Rightly or wrongly, the foreshore and seabed issue was the beginning of the end for the last Labour government. Strange that National seem determined to follow in their footsteps:
"I think some iwi…their expectations about what it means are higher than the legal reality." Bill English on Right of First Refusal. #rtpt
— Maiki Sherman (@MaikiSherman) June 4, 2015
Here’s the longer version:
Government will go to court over Auckland Crown land sales, John Key says
… A legal skirmish has broken out after Ngāti Whātua thought it would be given first right of refusal to Crown land up for grabs in Auckland.

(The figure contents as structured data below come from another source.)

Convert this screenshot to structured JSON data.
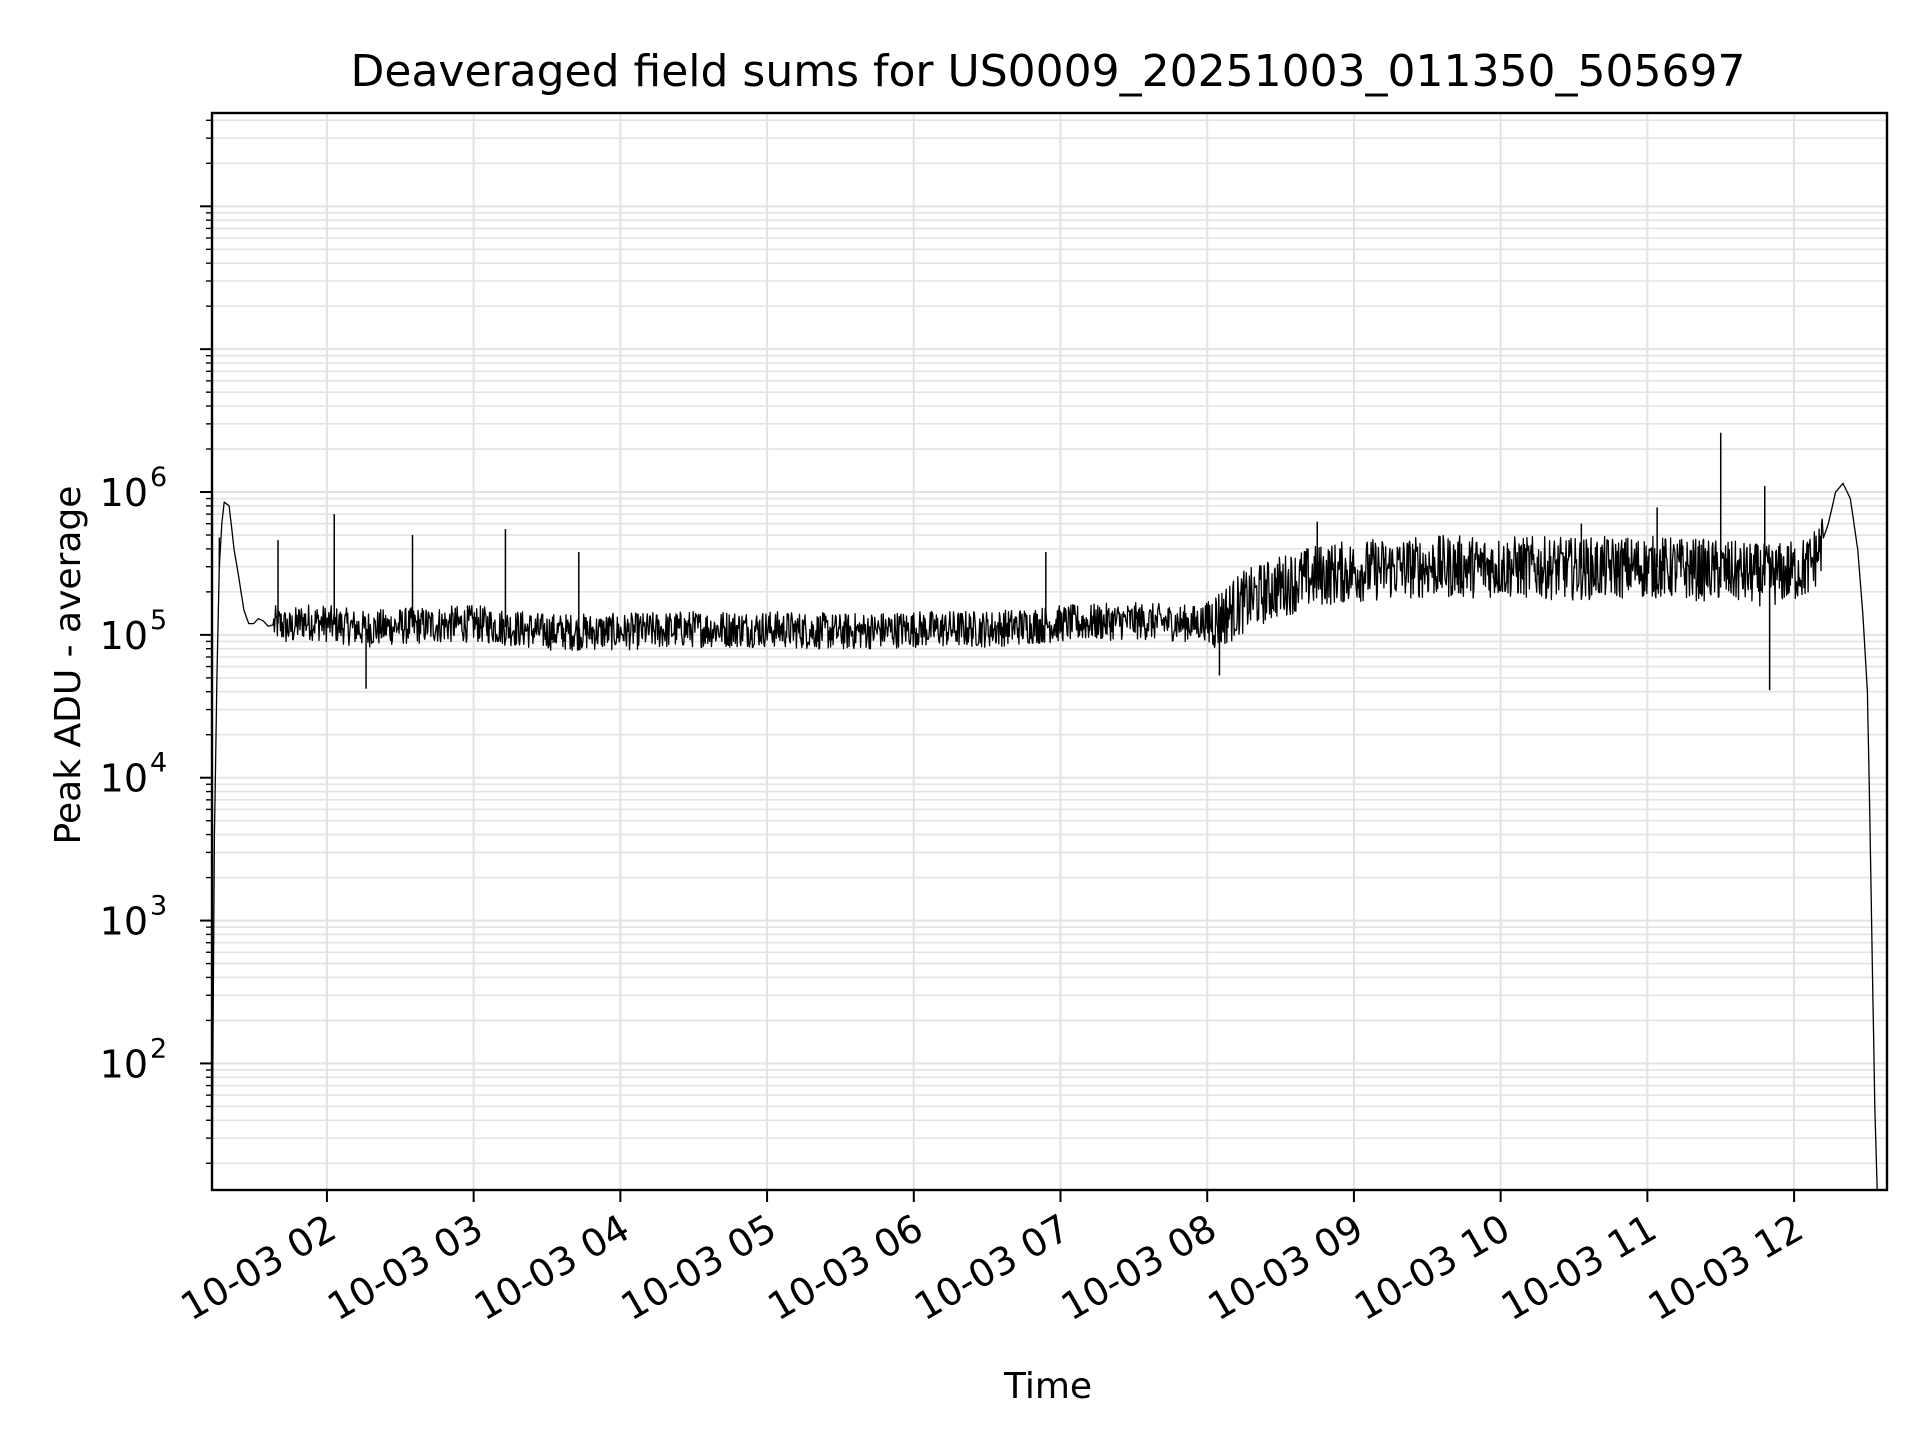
{
  "chart_data": {
    "type": "line",
    "title": "Deaveraged field sums for US0009_20251003_011350_505697",
    "xlabel": "Time",
    "ylabel": "Peak ADU - average",
    "y_scale": "log",
    "ylim": [
      13,
      450000000
    ],
    "xlim": [
      "2025-10-03 01:13",
      "2025-10-03 12:38"
    ],
    "grid": "major and minor",
    "legend": "none",
    "x_ticks": [
      {
        "value": "2025-10-03 02:00",
        "label": "10-03 02"
      },
      {
        "value": "2025-10-03 03:00",
        "label": "10-03 03"
      },
      {
        "value": "2025-10-03 04:00",
        "label": "10-03 04"
      },
      {
        "value": "2025-10-03 05:00",
        "label": "10-03 05"
      },
      {
        "value": "2025-10-03 06:00",
        "label": "10-03 06"
      },
      {
        "value": "2025-10-03 07:00",
        "label": "10-03 07"
      },
      {
        "value": "2025-10-03 08:00",
        "label": "10-03 08"
      },
      {
        "value": "2025-10-03 09:00",
        "label": "10-03 09"
      },
      {
        "value": "2025-10-03 10:00",
        "label": "10-03 10"
      },
      {
        "value": "2025-10-03 11:00",
        "label": "10-03 11"
      },
      {
        "value": "2025-10-03 12:00",
        "label": "10-03 12"
      }
    ],
    "y_ticks": [
      {
        "value": 100,
        "base": "10",
        "exp": "2"
      },
      {
        "value": 1000,
        "base": "10",
        "exp": "3"
      },
      {
        "value": 10000,
        "base": "10",
        "exp": "4"
      },
      {
        "value": 100000,
        "base": "10",
        "exp": "5"
      },
      {
        "value": 1000000,
        "base": "10",
        "exp": "6"
      }
    ],
    "series": [
      {
        "color": "#000000",
        "x": [
          "2025-10-03 01:13",
          "2025-10-03 01:14",
          "2025-10-03 01:15",
          "2025-10-03 01:16",
          "2025-10-03 01:17",
          "2025-10-03 01:18",
          "2025-10-03 01:20",
          "2025-10-03 01:22",
          "2025-10-03 01:24",
          "2025-10-03 01:26",
          "2025-10-03 01:28",
          "2025-10-03 01:30",
          "2025-10-03 01:32",
          "2025-10-03 01:34",
          "2025-10-03 01:36",
          "2025-10-03 01:40",
          "2025-10-03 01:45",
          "2025-10-03 01:50",
          "2025-10-03 02:00",
          "2025-10-03 02:15",
          "2025-10-03 02:30",
          "2025-10-03 03:00",
          "2025-10-03 03:30",
          "2025-10-03 04:00",
          "2025-10-03 04:30",
          "2025-10-03 05:00",
          "2025-10-03 05:30",
          "2025-10-03 06:00",
          "2025-10-03 06:30",
          "2025-10-03 07:00",
          "2025-10-03 07:30",
          "2025-10-03 07:55",
          "2025-10-03 08:05",
          "2025-10-03 08:15",
          "2025-10-03 08:30",
          "2025-10-03 08:45",
          "2025-10-03 09:00",
          "2025-10-03 09:30",
          "2025-10-03 10:00",
          "2025-10-03 10:30",
          "2025-10-03 11:00",
          "2025-10-03 11:30",
          "2025-10-03 11:50",
          "2025-10-03 12:00",
          "2025-10-03 12:06",
          "2025-10-03 12:10",
          "2025-10-03 12:14",
          "2025-10-03 12:17",
          "2025-10-03 12:20",
          "2025-10-03 12:23",
          "2025-10-03 12:26",
          "2025-10-03 12:28",
          "2025-10-03 12:30",
          "2025-10-03 12:31",
          "2025-10-03 12:32",
          "2025-10-03 12:33",
          "2025-10-03 12:34"
        ],
        "y": [
          13,
          4000,
          50000,
          300000,
          600000,
          850000,
          800000,
          400000,
          250000,
          150000,
          120000,
          120000,
          130000,
          125000,
          115000,
          120000,
          110000,
          125000,
          120000,
          110000,
          115000,
          120000,
          105000,
          105000,
          110000,
          110000,
          105000,
          110000,
          110000,
          120000,
          125000,
          120000,
          130000,
          170000,
          220000,
          260000,
          280000,
          300000,
          300000,
          290000,
          300000,
          280000,
          260000,
          280000,
          300000,
          380000,
          600000,
          1000000,
          1150000,
          900000,
          400000,
          150000,
          40000,
          5000,
          500,
          50,
          13
        ]
      }
    ],
    "spikes_max": [
      {
        "x": "2025-10-03 01:16",
        "y": 480000
      },
      {
        "x": "2025-10-03 01:40",
        "y": 460000
      },
      {
        "x": "2025-10-03 02:03",
        "y": 700000
      },
      {
        "x": "2025-10-03 02:35",
        "y": 500000
      },
      {
        "x": "2025-10-03 03:13",
        "y": 550000
      },
      {
        "x": "2025-10-03 03:43",
        "y": 380000
      },
      {
        "x": "2025-10-03 06:54",
        "y": 380000
      },
      {
        "x": "2025-10-03 08:45",
        "y": 620000
      },
      {
        "x": "2025-10-03 10:33",
        "y": 600000
      },
      {
        "x": "2025-10-03 11:04",
        "y": 780000
      },
      {
        "x": "2025-10-03 11:30",
        "y": 2600000
      },
      {
        "x": "2025-10-03 11:48",
        "y": 1100000
      }
    ],
    "spikes_min": [
      {
        "x": "2025-10-03 02:16",
        "y": 42000
      },
      {
        "x": "2025-10-03 08:05",
        "y": 52000
      },
      {
        "x": "2025-10-03 11:50",
        "y": 41000
      }
    ]
  }
}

The Government announced as part of the Budget that 500 hectares of public land would be sold.
But Prime Minister John Key and Housing Minister Nick Smith have staunchly insisted the law was on their side. “What the Government’s trying to do is expand the amount of land that is available for housing. “It’s quite legitimate for us to do that,” Key said.
It’s legitimate to use land for housing – as long as legal requirements are met in the process.
He rejected claims the Government was trying to “circumvent” the iwi’s right of refusal.
Of course they are.
Smith said yesterday, that the Tamaki Redress Act, which gave effect to the first right of refusal collective, had a specific clause excluding land for housing purposes.
Key said the Government had sought legal advice before making its Budget announcement. The advice said provided there was a social purpose to the housing, that met the requirement of the law.
Here’s what Professor of Law Andrew Geddis has to say about that:
Now, of course, it may be that Nick Smith is thinking of trying to pull a swifty here. Maybe he’s thinking that once the Government says “we’re going to use this land of ours that was set aside for something else for housing”, then this immediately makes it into land “that is held for State housing purposes” as per s.136. All I can say to that line of thinking is … good luck getting it past a High Court judge on judicial review proceedings!
The Nats seem to be on very shaky ground indeed. A sensible course would be to open discussions with iwi. Charging ahead with the threat of legal action doesn’t seem likely to end well. It is the height of hubris.